When I say 'popular', I don't mean popular among comic readers. What we are defining as popularity is that how many times a certain character appears in another superhero's comic. We'll imagine that if, for example, spiderman appears in a comic with Captain America, that means they are friends. So, the superhero with the most friends (appears with the most other superheroes) will be considered the most 'popular'.

We'll be using two different files: 

* Marvel-Graph.txt: each line contains firstly the superhero's ID and then all the superheroes he/she has appeared with in other comic books
* Marvel-Names.txt: contains the ID and name of every superhero.

In [8]:
def countCoOccurences(line):
    elements = line.split()
    return (int(elements[0]), len(elements) - 1)

def parseNames(line):
    fields = line.split('\"')
    return (int(fields[0]), fields[1].encode("utf8"))
    

names = sc.textFile('/Users/jacquesthibodeau/big-data-datasets/Marvel-Names.txt')
namesRDD = names.map(parseNames)

lines = sc.textFile('/Users/jacquesthibodeau/big-data-datasets/Marvel-Graph.txt')
pairings = lines.map(countCoOccurences)

totalFriendsByCharacter = pairings.reduceByKey(lambda x, y : x + y)
flipped = totalFriendsByCharacter.map(lambda x : (x[1], x[0]))

mostPopularHeroID = flipped.max()

mostPopularHeroName = namesRDD.lookup(mostPopularHeroID[1])[0]

print(str(mostPopularHeroName) + " is the most popular superhero, with " + \
     str(mostPopularHeroID[0]) + " co-appearances.")

b'CAPTAIN AMERICA' is the most popular superhero, with 1933 co-appearances.


There we have it, Captain America is the most popular superhero.

---

Now, we will use Breadth First Search (BFS) in order to figure out the degrees of seperation between superheroes.

In [None]:
# The characters we wish to find the degree of seperation between:
startCharacterID = 5306
targetCharacterID = 14

# We use what is called an accumulator.
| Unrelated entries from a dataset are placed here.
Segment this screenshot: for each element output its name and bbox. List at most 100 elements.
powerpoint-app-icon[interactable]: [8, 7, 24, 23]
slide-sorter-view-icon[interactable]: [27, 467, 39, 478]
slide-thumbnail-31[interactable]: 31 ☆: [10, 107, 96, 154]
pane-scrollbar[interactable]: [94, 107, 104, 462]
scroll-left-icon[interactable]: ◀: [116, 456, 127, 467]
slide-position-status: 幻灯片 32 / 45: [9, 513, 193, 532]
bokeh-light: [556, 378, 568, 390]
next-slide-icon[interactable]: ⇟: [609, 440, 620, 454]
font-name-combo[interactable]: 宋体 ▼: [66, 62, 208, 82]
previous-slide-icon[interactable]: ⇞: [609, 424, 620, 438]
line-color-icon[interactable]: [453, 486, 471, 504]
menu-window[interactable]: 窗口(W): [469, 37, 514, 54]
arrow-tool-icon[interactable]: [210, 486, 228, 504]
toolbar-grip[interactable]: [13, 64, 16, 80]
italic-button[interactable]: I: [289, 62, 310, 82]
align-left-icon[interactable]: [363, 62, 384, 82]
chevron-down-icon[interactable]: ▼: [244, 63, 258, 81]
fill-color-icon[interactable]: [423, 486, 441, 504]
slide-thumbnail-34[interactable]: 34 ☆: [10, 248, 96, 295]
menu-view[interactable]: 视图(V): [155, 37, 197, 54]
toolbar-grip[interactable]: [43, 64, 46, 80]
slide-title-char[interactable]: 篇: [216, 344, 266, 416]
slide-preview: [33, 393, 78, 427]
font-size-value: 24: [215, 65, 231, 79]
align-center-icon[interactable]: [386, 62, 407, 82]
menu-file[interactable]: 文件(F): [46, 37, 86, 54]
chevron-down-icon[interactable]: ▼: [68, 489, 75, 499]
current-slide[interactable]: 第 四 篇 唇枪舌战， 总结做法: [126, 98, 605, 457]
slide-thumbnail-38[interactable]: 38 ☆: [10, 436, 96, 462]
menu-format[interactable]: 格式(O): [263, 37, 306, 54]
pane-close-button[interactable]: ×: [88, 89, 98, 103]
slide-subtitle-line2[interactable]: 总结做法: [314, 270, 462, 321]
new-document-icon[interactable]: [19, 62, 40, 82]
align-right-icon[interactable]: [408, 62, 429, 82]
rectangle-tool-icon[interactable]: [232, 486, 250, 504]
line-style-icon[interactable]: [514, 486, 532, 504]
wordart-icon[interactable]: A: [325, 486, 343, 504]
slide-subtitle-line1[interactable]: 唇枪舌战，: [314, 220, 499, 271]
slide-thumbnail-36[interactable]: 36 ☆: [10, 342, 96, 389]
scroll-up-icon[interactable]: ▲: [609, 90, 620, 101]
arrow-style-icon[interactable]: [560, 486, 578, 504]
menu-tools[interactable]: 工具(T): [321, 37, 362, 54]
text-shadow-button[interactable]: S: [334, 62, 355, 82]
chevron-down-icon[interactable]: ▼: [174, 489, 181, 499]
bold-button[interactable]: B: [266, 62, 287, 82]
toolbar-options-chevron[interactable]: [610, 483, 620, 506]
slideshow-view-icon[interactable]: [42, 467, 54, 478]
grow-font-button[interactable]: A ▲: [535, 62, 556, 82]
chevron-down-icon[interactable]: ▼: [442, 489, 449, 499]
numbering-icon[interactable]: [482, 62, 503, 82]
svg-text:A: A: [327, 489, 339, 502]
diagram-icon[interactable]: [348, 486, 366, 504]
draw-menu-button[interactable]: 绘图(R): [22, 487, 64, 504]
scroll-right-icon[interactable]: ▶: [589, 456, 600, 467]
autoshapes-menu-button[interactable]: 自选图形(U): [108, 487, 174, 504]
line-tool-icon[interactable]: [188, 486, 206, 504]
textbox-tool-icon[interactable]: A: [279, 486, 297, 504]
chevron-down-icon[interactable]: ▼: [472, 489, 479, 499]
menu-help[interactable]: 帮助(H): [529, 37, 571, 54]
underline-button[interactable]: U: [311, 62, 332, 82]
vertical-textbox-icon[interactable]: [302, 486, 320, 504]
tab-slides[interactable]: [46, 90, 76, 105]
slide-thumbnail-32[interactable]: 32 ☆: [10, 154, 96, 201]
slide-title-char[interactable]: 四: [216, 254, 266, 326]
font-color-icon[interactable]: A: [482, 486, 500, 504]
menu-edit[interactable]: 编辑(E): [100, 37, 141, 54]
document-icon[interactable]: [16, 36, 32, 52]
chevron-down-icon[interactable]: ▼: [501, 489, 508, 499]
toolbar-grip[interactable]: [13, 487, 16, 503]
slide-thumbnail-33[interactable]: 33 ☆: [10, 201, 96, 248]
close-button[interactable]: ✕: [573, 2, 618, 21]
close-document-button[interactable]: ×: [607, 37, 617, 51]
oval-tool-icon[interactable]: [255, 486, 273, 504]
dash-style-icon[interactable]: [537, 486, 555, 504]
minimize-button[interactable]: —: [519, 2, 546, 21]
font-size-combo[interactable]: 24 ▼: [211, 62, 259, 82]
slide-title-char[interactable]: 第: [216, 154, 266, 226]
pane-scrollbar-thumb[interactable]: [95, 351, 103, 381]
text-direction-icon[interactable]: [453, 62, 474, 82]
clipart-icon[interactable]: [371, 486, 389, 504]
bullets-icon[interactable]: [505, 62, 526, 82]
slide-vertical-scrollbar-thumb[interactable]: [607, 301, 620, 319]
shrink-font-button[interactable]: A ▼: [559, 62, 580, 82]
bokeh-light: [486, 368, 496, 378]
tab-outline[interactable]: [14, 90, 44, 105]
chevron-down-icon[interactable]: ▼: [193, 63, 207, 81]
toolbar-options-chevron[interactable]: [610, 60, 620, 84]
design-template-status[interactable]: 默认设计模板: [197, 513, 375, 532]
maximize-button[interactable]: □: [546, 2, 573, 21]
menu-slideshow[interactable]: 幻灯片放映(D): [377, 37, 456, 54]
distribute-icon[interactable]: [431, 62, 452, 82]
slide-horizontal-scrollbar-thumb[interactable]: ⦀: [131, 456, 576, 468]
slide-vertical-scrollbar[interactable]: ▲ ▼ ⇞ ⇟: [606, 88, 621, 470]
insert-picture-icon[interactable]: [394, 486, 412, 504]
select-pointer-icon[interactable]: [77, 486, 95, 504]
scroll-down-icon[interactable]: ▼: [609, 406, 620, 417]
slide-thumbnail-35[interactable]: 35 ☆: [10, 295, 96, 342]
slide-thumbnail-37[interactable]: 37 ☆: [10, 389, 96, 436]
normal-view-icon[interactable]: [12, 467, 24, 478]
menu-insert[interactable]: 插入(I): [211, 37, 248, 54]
It signals us when we have
# found the target we are looking for during out BFS traversal.
hitCounter = sc.accumulator(0)

def convertToBFS(line):
    fields = line.split()
    heroID = int(fields[0])
    connections = []
    for connection in fields[1:]:
        connections.append(int(connection))
    
    # initial conditions for BFS
    color = 'WHITE'
    distance = 9999
    
    if (heroID == startSuperheroID):
        color = 'GRAY'
        distance = 0
    
    return (heroID, (connections, distance, color)) # key/value pair

def createStartingRDD():
    inputFile = sc.textFile('/Users/jacquesthibodeau/big-data-datasets/Marvel-Graph.txt')
    return inputFile.map(convertToBFS)

def bfsMap(node):
    characterID = node[0]
    data = node[1]
    connections = data[0]
    distance = data[1]
    color = data[2]
    
    results = []
    
    # If this node needs to be expanded...
    if (color == 'GRAY'):
        for connection in connections:
            newCharacterID = connection
            newDistance = distance + 1
            newColor = 'GRAY'
            if (targetCharacterID == connection):
                hitCounter.add(1)
                
            newEntry = (newCharacterID, ([], newDistance, newColor))
            results.append(newEntry)
            
        # We've processed this node, so we color it black
        color = 'BLACK'
        
    # Emit the input node so we don't lost it.
    results.append(characterID, (connections, distance, color))
    return results

def bfsReduce(data1, data2):
    

for iteration in range(0, 10):
    print("Running BFS iteration# " + str(iteration+1))
    
    # Create new vertices as needed to darken or reduce distances in the
    # reduce stage. If we encounter the node we're looking for as a GRAY
    # node, increment our accumulator to signal that we're done.
    mapped = flatMap(bfsMap)
    
    # Note that mapped.count() action here forces the RDD to be evaluated, 
    # and that's the only reason out accumulator is actually updated.
    print("Processing " + str(mapped.count()) + " values.")
    
    if (hitCounter.value > 0):
        print("Hit the target character! From " + str(hitCounter.value) \
             + "different direction(s)")
        break
    

pairingsBFS = lines.map(convertToBFS)